Unlocking the Power of Revenue Streams: Why New and Recurring Income Matter

Revenue is the lifeblood of any successful product development process. A robust revenue trajectory enables you to fund further product development and secure the desired profit for your business. However, not all revenue is created equal. Understanding the difference between new and recurring revenue is crucial for deriving essential insights and fine-tuning your projections.

The Two Faces of Revenue

Broadly speaking, there are two types of revenue: new and recurring. New revenue comes into play when a user transacts with you for the very first time. In subscription-based models, new revenue refers to a given user’s first subscription purchase. In transactional monetization models, it’s the first transaction made by a particular user. Recurring revenue, on the other hand, occurs when a user who has previously transacted with you does so again, whether through subscription renewal, plan upgrade, or purchasing another product from your e-commerce business.

Why the Distinction Matters

Differentiating between new and recurring revenue is critical for several reasons. It helps you understand the health of your sales funnel, design superior monetization strategies, and focus on relevant optimizations. For instance, if you have plenty of new revenue but lack recurring revenue, it indicates that your acquisition and activation channels are performing well, but you’re falling short in delivering promised value and retaining paying users. Conversely, if most of your income comes from recurring revenue, your acquisition efforts are lagging behind.

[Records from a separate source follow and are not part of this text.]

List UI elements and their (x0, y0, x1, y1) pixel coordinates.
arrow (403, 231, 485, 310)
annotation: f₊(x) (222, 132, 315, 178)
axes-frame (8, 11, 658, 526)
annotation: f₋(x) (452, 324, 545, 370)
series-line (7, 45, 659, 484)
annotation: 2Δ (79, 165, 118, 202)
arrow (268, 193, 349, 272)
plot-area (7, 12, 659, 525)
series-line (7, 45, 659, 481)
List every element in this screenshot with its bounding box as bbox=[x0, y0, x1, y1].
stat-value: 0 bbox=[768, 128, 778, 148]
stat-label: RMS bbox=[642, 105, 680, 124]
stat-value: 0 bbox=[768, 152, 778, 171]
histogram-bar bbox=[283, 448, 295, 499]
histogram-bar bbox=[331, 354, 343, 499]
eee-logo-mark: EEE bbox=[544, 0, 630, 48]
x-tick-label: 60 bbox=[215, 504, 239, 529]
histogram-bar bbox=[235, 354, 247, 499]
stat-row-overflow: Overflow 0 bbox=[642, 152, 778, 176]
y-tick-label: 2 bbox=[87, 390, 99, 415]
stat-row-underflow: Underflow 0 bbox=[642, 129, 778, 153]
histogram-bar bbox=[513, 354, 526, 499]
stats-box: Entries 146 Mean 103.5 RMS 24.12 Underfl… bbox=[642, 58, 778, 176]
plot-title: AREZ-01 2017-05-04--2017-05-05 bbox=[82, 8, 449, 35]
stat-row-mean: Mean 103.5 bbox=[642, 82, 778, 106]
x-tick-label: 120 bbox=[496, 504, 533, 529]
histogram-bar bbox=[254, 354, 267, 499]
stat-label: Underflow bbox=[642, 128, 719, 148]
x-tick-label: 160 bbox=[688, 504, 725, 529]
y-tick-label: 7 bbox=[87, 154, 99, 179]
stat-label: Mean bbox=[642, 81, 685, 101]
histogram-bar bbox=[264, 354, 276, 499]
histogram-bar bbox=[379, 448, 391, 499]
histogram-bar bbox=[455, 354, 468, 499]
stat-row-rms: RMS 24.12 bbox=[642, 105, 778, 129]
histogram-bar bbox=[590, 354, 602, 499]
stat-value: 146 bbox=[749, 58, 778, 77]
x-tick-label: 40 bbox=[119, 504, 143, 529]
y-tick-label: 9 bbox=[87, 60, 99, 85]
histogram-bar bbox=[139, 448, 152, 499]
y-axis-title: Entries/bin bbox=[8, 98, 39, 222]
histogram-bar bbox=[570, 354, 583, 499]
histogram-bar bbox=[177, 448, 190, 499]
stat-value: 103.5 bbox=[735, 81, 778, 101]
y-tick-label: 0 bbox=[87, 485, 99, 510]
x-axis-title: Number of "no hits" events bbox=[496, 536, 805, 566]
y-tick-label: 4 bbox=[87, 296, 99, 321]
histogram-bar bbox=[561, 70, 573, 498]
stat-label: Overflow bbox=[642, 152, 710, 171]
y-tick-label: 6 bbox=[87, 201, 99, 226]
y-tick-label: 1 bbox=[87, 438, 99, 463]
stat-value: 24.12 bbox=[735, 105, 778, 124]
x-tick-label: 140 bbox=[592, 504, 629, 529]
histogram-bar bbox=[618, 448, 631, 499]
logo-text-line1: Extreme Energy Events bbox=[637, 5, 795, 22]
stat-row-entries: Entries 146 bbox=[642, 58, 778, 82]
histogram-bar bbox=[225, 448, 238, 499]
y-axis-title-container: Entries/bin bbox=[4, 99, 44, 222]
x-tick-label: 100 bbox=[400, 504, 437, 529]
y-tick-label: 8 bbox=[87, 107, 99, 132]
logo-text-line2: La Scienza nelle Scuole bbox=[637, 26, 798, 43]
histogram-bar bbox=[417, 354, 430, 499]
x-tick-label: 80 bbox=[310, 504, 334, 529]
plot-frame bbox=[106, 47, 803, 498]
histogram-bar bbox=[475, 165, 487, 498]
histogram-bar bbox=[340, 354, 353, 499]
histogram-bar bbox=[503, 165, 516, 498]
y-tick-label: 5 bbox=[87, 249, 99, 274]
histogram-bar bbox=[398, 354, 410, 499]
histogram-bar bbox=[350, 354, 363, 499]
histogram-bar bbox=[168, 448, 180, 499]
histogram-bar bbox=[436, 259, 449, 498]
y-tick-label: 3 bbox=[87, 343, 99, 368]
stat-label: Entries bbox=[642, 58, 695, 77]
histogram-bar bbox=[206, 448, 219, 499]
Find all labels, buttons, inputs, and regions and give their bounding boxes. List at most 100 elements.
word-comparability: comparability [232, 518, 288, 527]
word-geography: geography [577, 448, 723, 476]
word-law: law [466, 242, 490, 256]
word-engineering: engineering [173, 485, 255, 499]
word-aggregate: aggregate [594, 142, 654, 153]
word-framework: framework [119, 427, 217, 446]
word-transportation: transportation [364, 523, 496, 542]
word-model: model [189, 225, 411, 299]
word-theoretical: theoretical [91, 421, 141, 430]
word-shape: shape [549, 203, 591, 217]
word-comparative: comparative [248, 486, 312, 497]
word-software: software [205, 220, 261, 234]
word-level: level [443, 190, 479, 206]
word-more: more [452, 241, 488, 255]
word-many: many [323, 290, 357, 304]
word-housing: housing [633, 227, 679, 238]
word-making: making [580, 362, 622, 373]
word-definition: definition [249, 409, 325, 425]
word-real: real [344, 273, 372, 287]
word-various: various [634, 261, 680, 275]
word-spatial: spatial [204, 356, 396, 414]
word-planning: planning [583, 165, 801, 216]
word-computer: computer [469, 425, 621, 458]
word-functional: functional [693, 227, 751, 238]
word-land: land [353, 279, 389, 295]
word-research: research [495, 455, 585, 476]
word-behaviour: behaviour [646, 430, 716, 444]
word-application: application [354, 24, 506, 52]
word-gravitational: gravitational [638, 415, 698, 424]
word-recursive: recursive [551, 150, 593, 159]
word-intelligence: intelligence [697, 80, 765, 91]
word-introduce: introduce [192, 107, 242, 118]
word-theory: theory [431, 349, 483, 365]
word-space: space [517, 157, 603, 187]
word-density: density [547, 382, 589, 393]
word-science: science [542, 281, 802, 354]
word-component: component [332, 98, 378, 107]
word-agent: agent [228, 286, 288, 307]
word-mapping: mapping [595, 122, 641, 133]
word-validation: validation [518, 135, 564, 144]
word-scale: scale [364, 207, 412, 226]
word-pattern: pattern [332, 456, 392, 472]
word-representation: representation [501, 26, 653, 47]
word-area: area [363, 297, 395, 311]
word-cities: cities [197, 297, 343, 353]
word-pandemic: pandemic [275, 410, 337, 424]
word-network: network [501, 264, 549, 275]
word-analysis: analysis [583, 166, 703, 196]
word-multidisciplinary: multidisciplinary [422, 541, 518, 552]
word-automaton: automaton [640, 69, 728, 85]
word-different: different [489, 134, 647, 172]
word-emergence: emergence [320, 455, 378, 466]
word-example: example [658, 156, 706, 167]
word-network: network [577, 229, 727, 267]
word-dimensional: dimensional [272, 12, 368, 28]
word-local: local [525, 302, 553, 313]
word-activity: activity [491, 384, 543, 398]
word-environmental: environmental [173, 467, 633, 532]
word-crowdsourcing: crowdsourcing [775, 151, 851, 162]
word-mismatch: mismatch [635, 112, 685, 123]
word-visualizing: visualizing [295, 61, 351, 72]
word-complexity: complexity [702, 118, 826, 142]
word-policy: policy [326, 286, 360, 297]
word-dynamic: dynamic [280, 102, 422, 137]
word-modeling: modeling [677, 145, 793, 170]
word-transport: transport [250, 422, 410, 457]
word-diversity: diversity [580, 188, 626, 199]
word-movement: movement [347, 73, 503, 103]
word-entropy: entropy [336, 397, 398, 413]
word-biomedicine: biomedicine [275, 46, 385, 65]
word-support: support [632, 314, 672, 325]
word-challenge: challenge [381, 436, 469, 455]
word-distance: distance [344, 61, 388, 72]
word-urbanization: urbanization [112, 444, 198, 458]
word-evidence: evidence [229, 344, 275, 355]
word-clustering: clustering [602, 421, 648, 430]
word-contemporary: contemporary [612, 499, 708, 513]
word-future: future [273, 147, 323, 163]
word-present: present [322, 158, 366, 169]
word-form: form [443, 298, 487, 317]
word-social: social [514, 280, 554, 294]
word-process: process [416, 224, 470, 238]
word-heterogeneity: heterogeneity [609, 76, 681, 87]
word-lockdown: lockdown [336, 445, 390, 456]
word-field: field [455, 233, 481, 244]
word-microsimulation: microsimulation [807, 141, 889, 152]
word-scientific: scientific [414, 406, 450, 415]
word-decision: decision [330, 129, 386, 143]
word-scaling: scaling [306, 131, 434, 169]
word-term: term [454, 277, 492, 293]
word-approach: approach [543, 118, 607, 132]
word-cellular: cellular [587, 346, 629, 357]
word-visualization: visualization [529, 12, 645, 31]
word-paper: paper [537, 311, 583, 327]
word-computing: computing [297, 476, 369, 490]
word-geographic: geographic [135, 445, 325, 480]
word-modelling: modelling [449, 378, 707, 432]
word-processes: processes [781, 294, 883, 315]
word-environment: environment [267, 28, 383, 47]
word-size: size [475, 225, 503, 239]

The Importance of New Income

New income is crucial because it eventually leads to recurring income. The more new income you generate today will translate into more recurring income tomorrow. This factor is critical since customers don’t stick around forever. They churn over time due to various reasons, and so does your recurring income. Think of generating new income as adding fuel to keep a fire burning.

The Importance of Recurring Revenue

The primary issue with new revenue is that customer acquisition costs tend to increase over time, which in turn raises the cost of generating that revenue. Recurring revenue, on the other hand, doesn’t involve new acquisition costs, making it cheaper and offering higher margins than new revenue.

Analyzing New vs. Recurring Revenue

Let’s examine two examples of how analyzing the split between these types of revenues can inform your strategy and aid in making better decisions. We’ll use a straightforward analysis method – a stacked bar chart – to illustrate the importance of distinguishing between types of revenue.

Example 1: A Deeper Look at Revenue Growth

At first glance, things look quite promising. Your revenues are growing by an average of 20 percent quarter over quarter. However, if you stop here, you might overlook valuable insights. Let’s analyze how much revenue came from brand-new versus recurring users. This chart paints an entirely different picture. Even though your total revenue is growing, most of it comes from recurring sources. These are benefits accrued from past sales. However, new sales are declining. This is a concerning signal.

Example 2: Uncovering Hidden Insights

Again, you create a bar chart to analyze your growth trajectory, and it looks promising. But let’s take a closer look at what’s happening beneath the surface. Here, we’ve identified another valuable insight: most of your growth in revenue comes from new sales. Even though there’s improvement overall, retaining that income over time seems problematic.

Segmenting for Deeper Insights

As with any analysis, segmentation is crucial to uncover more valuable insights. Let’s revisit the first example. Consider whether there’s a logical way to further segment this chart. Suppose you run a pet marketplace specializing in selling dogs and cats, and you generate revenue from commissions charged to sellers. In this case, it would make sense to separately analyze revenues from cat and dog sellers. Now we can clearly see that new revenue is declining overall, primarily due to a decrease in new revenue from dog sellers. New revenue from cat sellers, on the other hand, is steadily growing.

Conclusion

Not all revenue is created equal. New revenue helps boost your long-term income but comes with additional acquisition-related costs. On the flip side, recurring revenue is cheaper (thus offering higher profitability), but as users churn over time, so does this type of income. Ideally, you should aim to grow both new and recurring revenues simultaneously to maintain a healthy long-term trajectory. Use the split between new and recurring revenues in your analysis to gain high-level insights into potential areas of deficiency. Segment it by various use cases to yield more insights that can inform your strategy and roadmap as you optimize your mix of revenues. Unsegmented, general revenue figures only tell part of the story.